Steve Granick, a Founder Professor of Engineering at the U. of I., and colleagues have found that a group of organic compounds called lipids can coexist as liquid and solid in membranes. This patchiness in phospholipid membranes is fundamental to their use as biomolecules and biosensors.
Photo by L. Brian Stauffer
CHAMPAIGN, Ill. - Like water and ice cubes mixed in a glass, a group of organic compounds called lipids can coexist as liquid and solid in membranes. This patchiness in phospholipid membranes is fundamental to their use as biomolecules and biosensors.
Using charged nanoparticles, researchers at the University of Illinois have found a new way to stimulate patchiness in phospholipid membranes.
"We are seeing a previously unsuspected responsiveness in phospholipid membranes," said Steve Granick, a Founder Professor of Engineering at the U. of I. "What we thought was possible only with the specificity of certain proteins, we now see can happen with simple, charged nanoparticles."

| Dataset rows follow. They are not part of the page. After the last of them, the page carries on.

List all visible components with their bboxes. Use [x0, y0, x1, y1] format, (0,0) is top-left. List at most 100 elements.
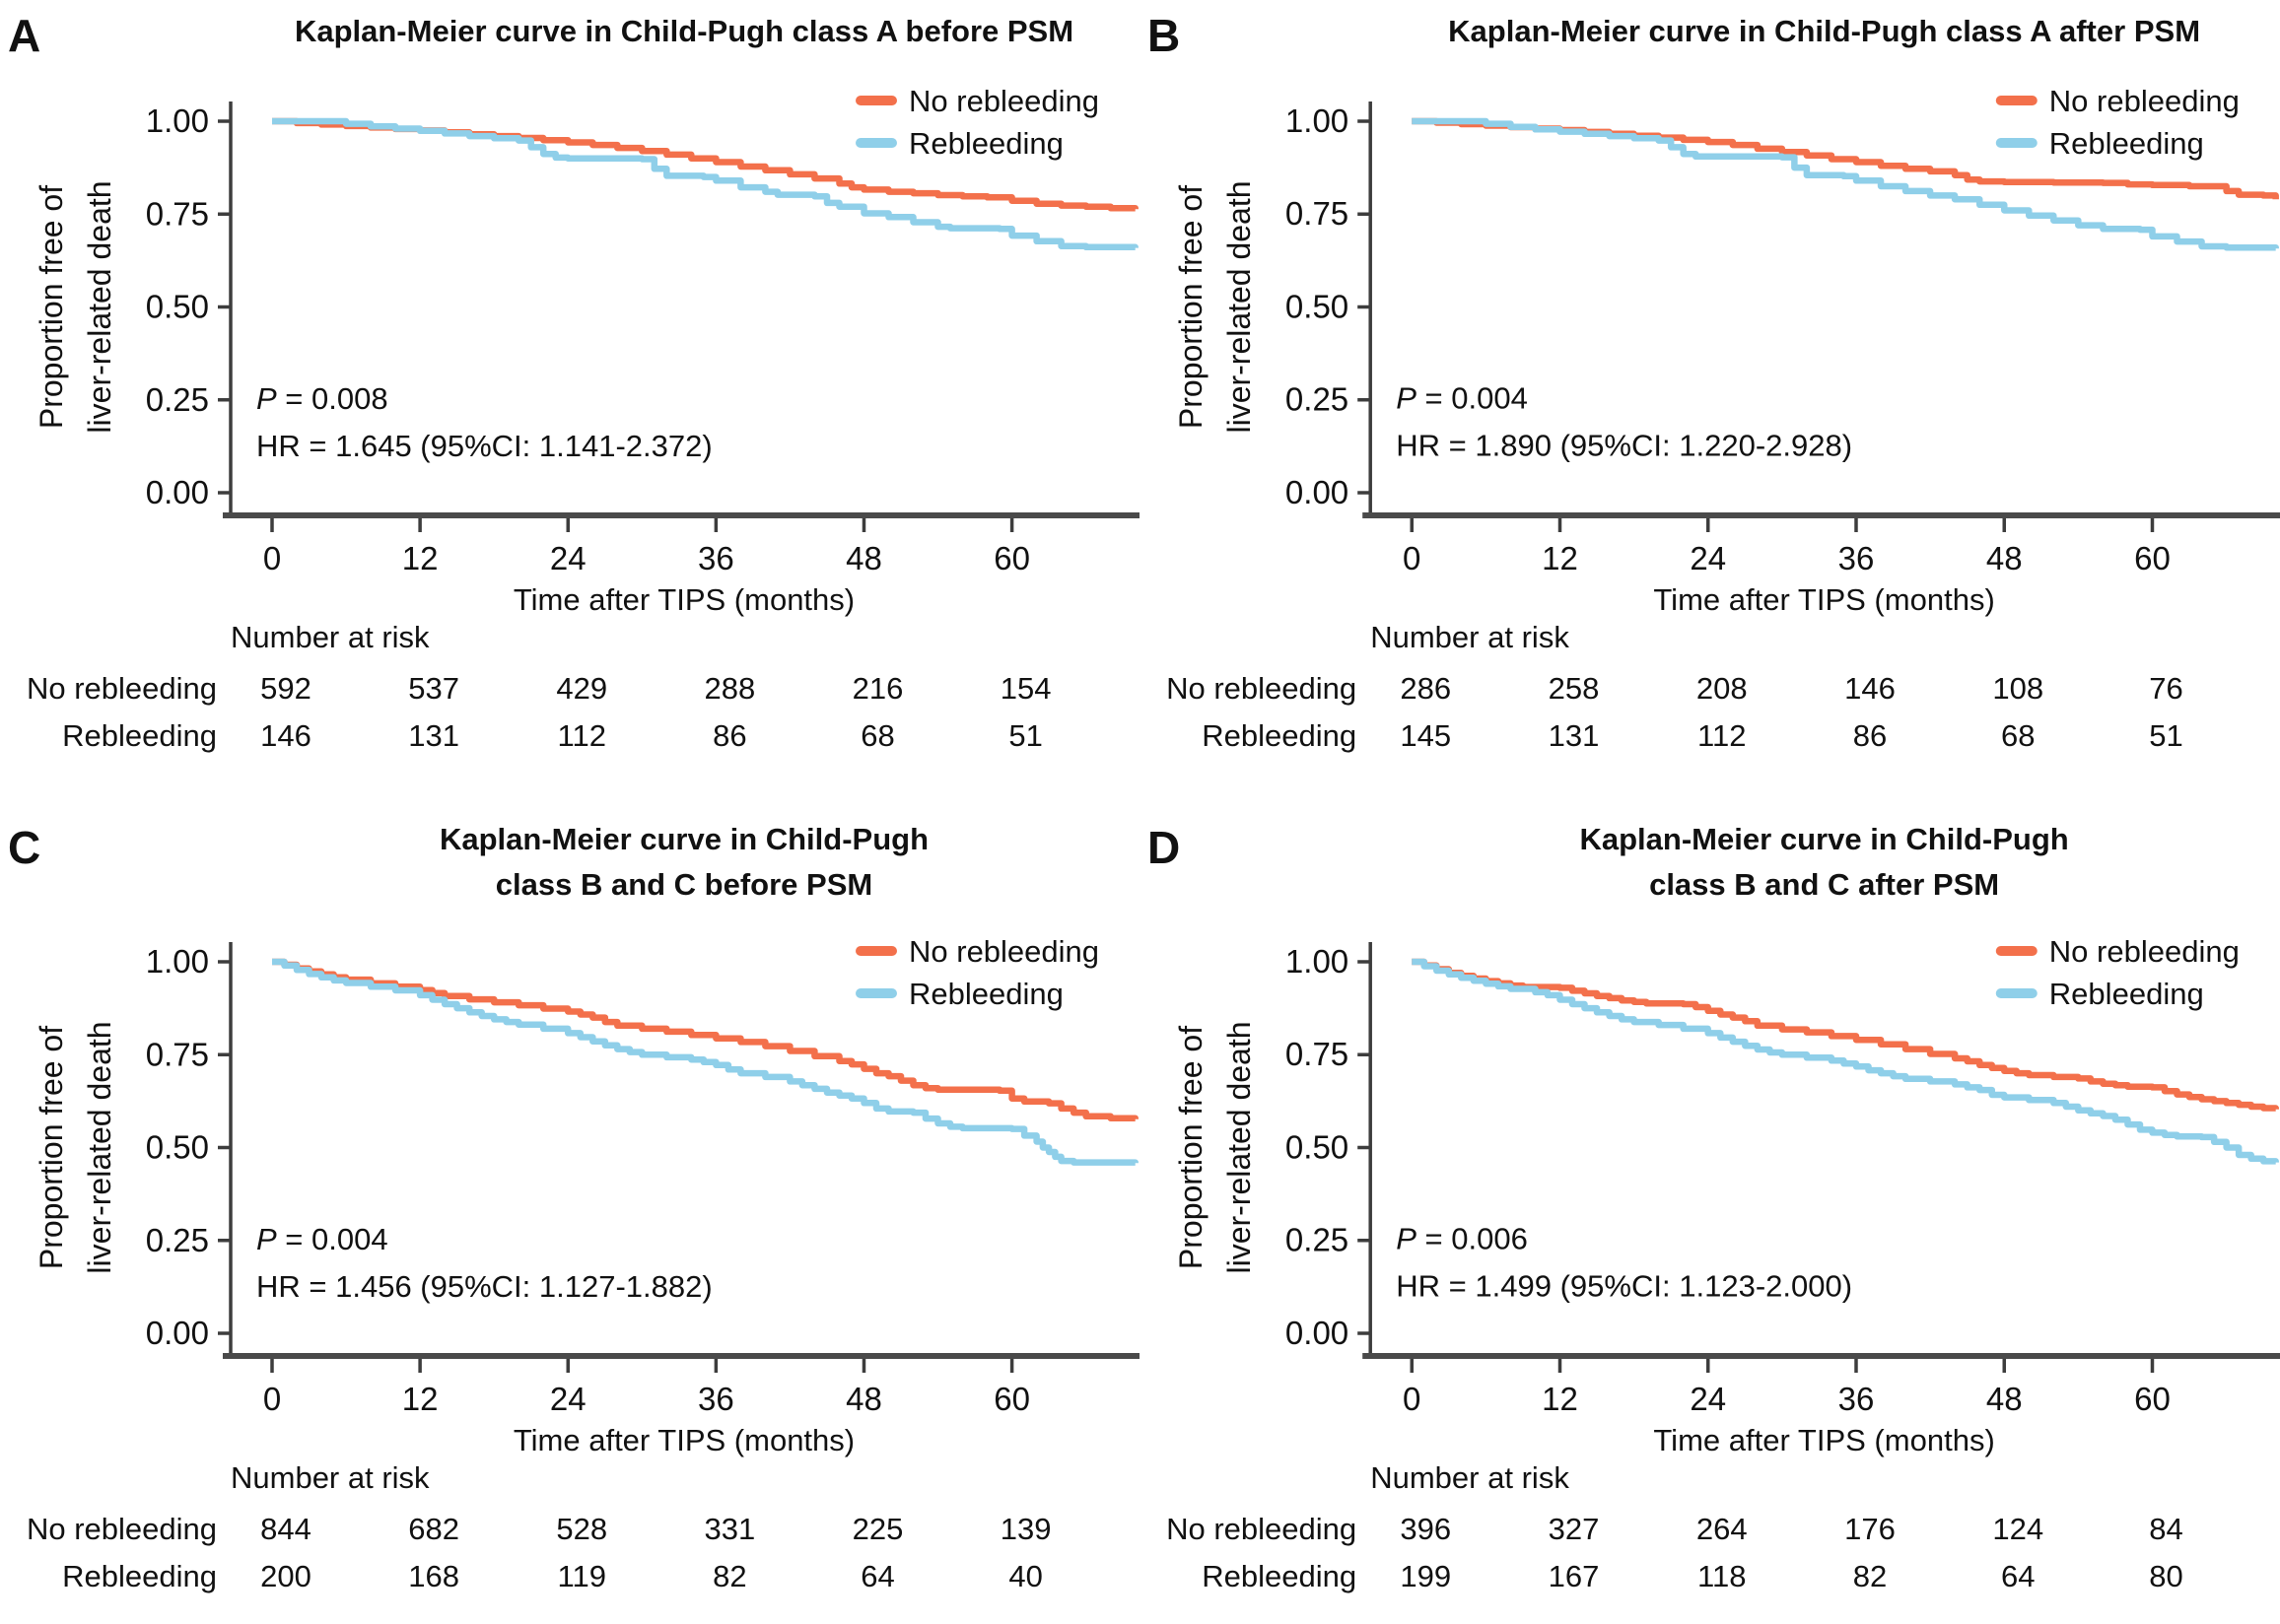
- x-tick-label: 12: [1542, 540, 1578, 576]
- km-curve-rebleeding: [272, 958, 1139, 1166]
- risk-row-value: 396: [1400, 1512, 1451, 1546]
- y-tick-label: 0.75: [146, 195, 209, 232]
- y-axis-label: liver-related death: [1221, 1021, 1257, 1273]
- panel-letter: B: [1147, 10, 1180, 61]
- risk-row-value: 327: [1549, 1512, 1600, 1546]
- panel-letter: C: [8, 822, 40, 873]
- y-tick-label: 0.50: [1285, 289, 1348, 325]
- risk-row-label: Rebleeding: [1202, 718, 1356, 753]
- y-tick-label: 0.25: [1285, 381, 1348, 418]
- risk-row-value: 86: [713, 718, 746, 753]
- risk-row-value: 208: [1696, 671, 1748, 706]
- risk-row-label: No rebleeding: [1166, 671, 1356, 706]
- y-tick-label: 0.75: [1285, 195, 1348, 232]
- risk-row-value: 51: [1008, 718, 1042, 753]
- chart-title: class B and C after PSM: [1649, 867, 1999, 902]
- risk-row-value: 146: [260, 718, 311, 753]
- risk-row-value: 124: [1992, 1512, 2043, 1546]
- x-tick-label: 48: [846, 1381, 882, 1417]
- x-tick-label: 24: [550, 540, 587, 576]
- y-tick-label: 0.25: [146, 1222, 209, 1258]
- risk-row-value: 200: [260, 1559, 311, 1593]
- legend-swatch-no-rebleeding: [856, 96, 897, 105]
- x-tick-label: 60: [994, 1381, 1030, 1417]
- panel-c: C Kaplan-Meier curve in Child-Pugh class B…: [0, 812, 1140, 1624]
- x-tick-label: 12: [402, 540, 439, 576]
- x-tick-label: 60: [2134, 540, 2171, 576]
- x-tick-label: 36: [1838, 1381, 1875, 1417]
- legend-swatch-no-rebleeding: [1995, 96, 2038, 105]
- y-tick-label: 0.75: [146, 1036, 209, 1072]
- y-axis-label: liver-related death: [82, 1021, 117, 1273]
- risk-row-value: 176: [1844, 1512, 1896, 1546]
- x-tick-label: 48: [846, 540, 882, 576]
- y-tick-label: 0.00: [146, 474, 209, 510]
- risk-row-label: No rebleeding: [27, 671, 217, 706]
- legend-swatch-no-rebleeding: [856, 946, 897, 956]
- y-tick-label: 1.00: [1285, 943, 1348, 980]
- risk-row-value: 112: [1697, 718, 1746, 753]
- risk-row-value: 264: [1696, 1512, 1748, 1546]
- risk-row-value: 592: [260, 671, 311, 706]
- risk-row-value: 199: [1400, 1559, 1451, 1593]
- risk-row-value: 80: [2149, 1559, 2182, 1593]
- legend-label: No rebleeding: [909, 84, 1099, 118]
- y-axis-label: Proportion free of: [34, 185, 69, 429]
- p-value-annotation: P = 0.006: [1396, 1222, 1528, 1256]
- x-axis-label: Time after TIPS (months): [1653, 1423, 1994, 1457]
- y-tick-label: 0.00: [1285, 474, 1348, 510]
- legend-swatch-rebleeding: [1995, 988, 2038, 998]
- legend-label: Rebleeding: [2049, 977, 2204, 1011]
- risk-row-value: 145: [1400, 718, 1451, 753]
- legend-label: Rebleeding: [2049, 126, 2204, 161]
- x-tick-label: 36: [698, 540, 734, 576]
- legend-swatch-rebleeding: [1995, 138, 2038, 148]
- x-axis-label: Time after TIPS (months): [514, 582, 855, 617]
- y-tick-label: 0.00: [146, 1315, 209, 1351]
- x-tick-label: 24: [550, 1381, 587, 1417]
- panel-letter: A: [8, 10, 40, 61]
- legend-label: Rebleeding: [909, 977, 1064, 1011]
- y-tick-label: 0.50: [146, 289, 209, 325]
- y-tick-label: 1.00: [1285, 102, 1348, 139]
- legend-label: No rebleeding: [909, 934, 1099, 969]
- x-tick-label: 0: [263, 1381, 281, 1417]
- risk-row-label: Rebleeding: [1202, 1559, 1356, 1593]
- legend-label: No rebleeding: [2049, 934, 2240, 969]
- risk-row-value: 131: [408, 718, 459, 753]
- y-axis-label: Proportion free of: [1173, 185, 1209, 429]
- x-tick-label: 36: [1838, 540, 1875, 576]
- risk-row-value: 131: [1549, 718, 1600, 753]
- p-value-annotation: P = 0.004: [256, 1222, 388, 1256]
- risk-row-value: 119: [558, 1559, 606, 1593]
- risk-row-value: 429: [556, 671, 607, 706]
- risk-row-value: 68: [2001, 718, 2035, 753]
- risk-row-value: 86: [1853, 718, 1887, 753]
- risk-table-header: Number at risk: [1370, 620, 1569, 654]
- chart-title: Kaplan-Meier curve in Child-Pugh class A…: [1448, 14, 2200, 48]
- risk-row-value: 537: [408, 671, 459, 706]
- chart-title: Kaplan-Meier curve in Child-Pugh: [1579, 822, 2068, 856]
- risk-row-value: 331: [704, 1512, 755, 1546]
- km-chart-a: A Kaplan-Meier curve in Child-Pugh class …: [8, 10, 1140, 753]
- km-curve-rebleeding: [272, 117, 1139, 251]
- x-tick-label: 24: [1690, 1381, 1726, 1417]
- km-curve-rebleeding: [1412, 958, 2279, 1165]
- legend-label: No rebleeding: [2049, 84, 2240, 118]
- y-axis-label: Proportion free of: [1173, 1026, 1209, 1269]
- panel-a: A Kaplan-Meier curve in Child-Pugh class …: [0, 0, 1140, 812]
- y-axis-label: liver-related death: [1221, 180, 1257, 433]
- risk-table-header: Number at risk: [231, 1460, 430, 1495]
- risk-row-value: 82: [1853, 1559, 1887, 1593]
- risk-row-value: 288: [704, 671, 755, 706]
- risk-row-label: Rebleeding: [62, 1559, 217, 1593]
- risk-row-value: 82: [713, 1559, 746, 1593]
- y-tick-label: 0.25: [1285, 1222, 1348, 1258]
- p-value-annotation: P = 0.008: [256, 381, 388, 416]
- chart-title: class B and C before PSM: [496, 867, 872, 902]
- risk-row-value: 64: [861, 1559, 894, 1593]
- y-tick-label: 0.25: [146, 381, 209, 418]
- legend-swatch-rebleeding: [856, 138, 897, 148]
- x-tick-label: 60: [2134, 1381, 2171, 1417]
- y-tick-label: 0.75: [1285, 1036, 1348, 1072]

Lipids are the building blocks of cell membranes. In earlier work, Granick and graduate student Liangfang Zhang found a way to stabilize sensitive lipid membranes by attaching charged nanoparticles to the membrane surface.
Now, Granick, Zhang, graduate research assistant Bo Wang and research scientist Sung Chul Bae show that a phospholipid membrane can coexist in two phases - solid and liquid - according to what binds to it. This inherent patchiness presents an additional mechanism for changing the stiffness of phospholipid membranes.
The researchers report their work in a paper to be published next week in the online Early Edition of the Proceedings of the National Academy of Sciences.
Using fluorescence and calorimetry methods, the researchers studied interactions between charged nanoparticles and membranes formed from single-component lipids. Because the membrane was composed of one sole lipid type, the traditional explanation for spatial patchiness - an uneven distribution of different lipids - was eliminated.
While a variety of nanoparticles was used, the most common type was polystyrene spheres about 20 nanometers in diameter (a nanometer is 1 billionth of a meter). Where the nanoparticles attached to the membrane, the membrane responded by changing phase.
"The electric charge acted as a switch," Granick said. "Nanoparticles with a negative charge switched membranes from liquid to solid. Nanoparticles with a positive charge switched the membranes from solid to liquid."
Phase changes occurred in patches of membranes where phospholipid molecules swiveled after binding to charged nanoparticles. This binding-induced behavior, where the same lipid can coexist in two different phases, offers a new mechanism for modulating stiffness in membranes.
In future work, the researchers plan to study the effects of smaller, charged nanoparticles; the effects of charged nanoparticles on living cells; and novel ways to stabilize lipid membranes for targeted drug delivery.
"These experiments are helping us better understand both the structure of phospholipid membranes and the potential biological effects of exposure to nanoparticles found in our normal, everyday environment," Granick said.
Granick also is a professor of materials science and engineering, of chemistry, of chemical and biomolecular engineering, and of physics; and he is a researcher at the university's Frederick Seitz Materials Research Laboratory and at the Beckman Institute.
The U.S. Department of Energy funded the work.